1994-2001 yılları arasında Artemis kutsal alanında yürütülen kazı çalışmaları sonucunda tapınağın önündeki altar ile agora arasında mermer döşemeli tören alanı ortaya çıkartılmıştır. Tören alanı çevresi boyutları 3 m.ye ulaşan tanrı kabartmalarıyla kaplı olup, önünde kurban halkaları yer almaktadır. Törenlere katılacak dernek yada grupların duracakları yerleri belirten “Topos” yer yazıtları, alanın iki yanını sınırlayan döşeme blokları üzerinde yer almaktadır. Kutsal alanı çevreleyen stoadan bölümler ortaya çıkartılmıştır. Artemis Kutsal Alanı’nın kuzey stoalarının arkasında yer alan yapılardan bir diğerinin ise latrinaya (genel tuvalet) dönüştürülmüş olduğu anlaşılmıştır. Yapı, iki bölümden oluşmaktadır. Havuzlu ön odaya kuzeydeki kapıdan girilir. Batıdaki kapıdan tuvalet bölümüne geçilir. İki çeşmesi, temizlenmek için su kanalları, delikli oturma sıraları ve altlarında, atıkların yapı dışına ulaşmasını sağlayan eğimli kanalizasyonu olan genel tuvalet 32 kişi kapasitelidir. Günümüzde su bağlantısı hala aktiftir.

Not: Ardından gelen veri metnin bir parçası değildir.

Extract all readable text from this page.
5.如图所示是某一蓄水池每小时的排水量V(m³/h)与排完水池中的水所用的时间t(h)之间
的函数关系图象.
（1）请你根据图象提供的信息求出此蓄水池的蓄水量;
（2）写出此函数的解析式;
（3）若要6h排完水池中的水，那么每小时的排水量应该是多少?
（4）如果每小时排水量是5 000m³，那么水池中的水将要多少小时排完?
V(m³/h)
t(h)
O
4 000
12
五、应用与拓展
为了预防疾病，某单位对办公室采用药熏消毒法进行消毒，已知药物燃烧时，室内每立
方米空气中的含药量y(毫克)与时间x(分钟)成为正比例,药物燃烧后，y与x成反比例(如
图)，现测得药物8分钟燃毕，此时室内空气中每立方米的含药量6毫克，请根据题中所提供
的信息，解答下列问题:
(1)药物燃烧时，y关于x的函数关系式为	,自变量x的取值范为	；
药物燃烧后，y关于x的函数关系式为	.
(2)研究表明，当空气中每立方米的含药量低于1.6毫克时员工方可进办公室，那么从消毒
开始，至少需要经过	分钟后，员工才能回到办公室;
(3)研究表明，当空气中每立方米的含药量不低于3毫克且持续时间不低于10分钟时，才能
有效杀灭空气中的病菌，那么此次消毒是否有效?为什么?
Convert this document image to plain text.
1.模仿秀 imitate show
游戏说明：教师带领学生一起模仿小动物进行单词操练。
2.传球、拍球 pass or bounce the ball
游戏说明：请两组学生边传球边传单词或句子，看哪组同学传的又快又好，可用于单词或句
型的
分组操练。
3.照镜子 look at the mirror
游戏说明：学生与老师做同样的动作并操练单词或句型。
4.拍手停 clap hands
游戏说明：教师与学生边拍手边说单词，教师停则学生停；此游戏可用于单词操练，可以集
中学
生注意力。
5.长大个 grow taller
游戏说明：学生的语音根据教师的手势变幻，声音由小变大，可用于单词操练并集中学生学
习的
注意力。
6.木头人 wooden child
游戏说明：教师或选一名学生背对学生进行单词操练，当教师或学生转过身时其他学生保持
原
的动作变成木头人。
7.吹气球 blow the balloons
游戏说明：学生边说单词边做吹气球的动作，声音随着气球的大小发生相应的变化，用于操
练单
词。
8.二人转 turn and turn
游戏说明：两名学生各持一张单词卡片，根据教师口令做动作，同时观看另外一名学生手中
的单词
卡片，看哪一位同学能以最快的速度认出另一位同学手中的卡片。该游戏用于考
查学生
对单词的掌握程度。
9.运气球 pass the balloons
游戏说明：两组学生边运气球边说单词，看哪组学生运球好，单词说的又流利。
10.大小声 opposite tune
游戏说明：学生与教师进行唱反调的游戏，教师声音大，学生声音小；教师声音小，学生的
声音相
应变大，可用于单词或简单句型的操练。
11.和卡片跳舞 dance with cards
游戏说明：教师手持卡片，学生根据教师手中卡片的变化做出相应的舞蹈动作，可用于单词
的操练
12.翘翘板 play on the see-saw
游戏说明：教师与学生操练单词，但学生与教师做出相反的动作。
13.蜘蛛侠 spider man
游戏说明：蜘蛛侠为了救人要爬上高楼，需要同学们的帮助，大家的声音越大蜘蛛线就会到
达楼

Magnesia’nın diğer önemli yapılarından biri de bugün mil altında kalarak ortadan kaybolmuş olan agorasıdır. Agoraya, Artemis kutsal alanından kutsal bir kapıdan girilir. Propylon tümüyle ortaya çıkartılmıştır. Agora 26 000 m2‘lik boyutu ve 414 sütunu ile dönemin en büyük çarşıları arasında yer almaktaydı. Magnesia’da eski çalışmalarda Bizans dönemine ait olduğu düşünülen yapının, 1989-2001 yılarında yapılan kazı çalışmaları sonucu Homeros’un “Odyseia” adlı eserinden tanıdığımız köpek bacaklı Skylla’nın macerasını anlatan kabartmalarla betimlenmiş başlıkların kullanıldığı Roma dönemine ait “Çarşı Bazilikası” olduğu anlaşılmıştır.
.
Günümüze kadar ki süreçte çeşitli nedenlerle tahrip olmasına rağmen, Türkiye’nin ve Dünya’nın en iyi korunmuş stadionu ( stadyumu) Magnesia’dadır. Yaklaşık 30.000 kişilik stadyumun uzunluğu (pist boyutu) 189 m’dir. Yazıtlardan, MS 3. yüzyıla kadar kullanıldığı anlaşılmaktadır. Arena podyumunda 129 kabartma bulunmaktadır. Üst galeridekilerle birlikte ise stadyum , yaklaşık 150 kabartmanın sergilendiği bir açık hava müzesi niteliğindedir.Sadece beşi incelenebilen 27 kerkisteki yazıtlar büyük bir arşiv niteliği taşımaktadır. Bu özelliği ile de Stadyumun antik dönemin en önemli yapılarından biri olduğu anlaşılmaktadır.Mermerden inşa edilen stadyumunun duvarlarında boks, binicilik, atıcılık gibi sporların doğuşunu sağlayan oyunların izlerini mermer kabartmalarda görebilirsiniz. Ayrıca kazanan sporculara ödül olarak verilen çelenklerin frizleri de görebileceğiniz kabartmalar arasında. Antik çağlarda doping olarak kullanılan adamotu ise stadyum duvarlarında karşınıza çıkacak bir başka kabartma figürü olmuş. Görkemli yapı aynı zamanda en yüksek stadyum özelliğini de taşımaktadır Karşılaşmaların yapıldığı arena bölümünden başlayan merdivenlerle ayaktaki izleyicilere ayrılan üstteki galeriye ulaşıldığında, yükseklik 45 metreyi geçmektedir.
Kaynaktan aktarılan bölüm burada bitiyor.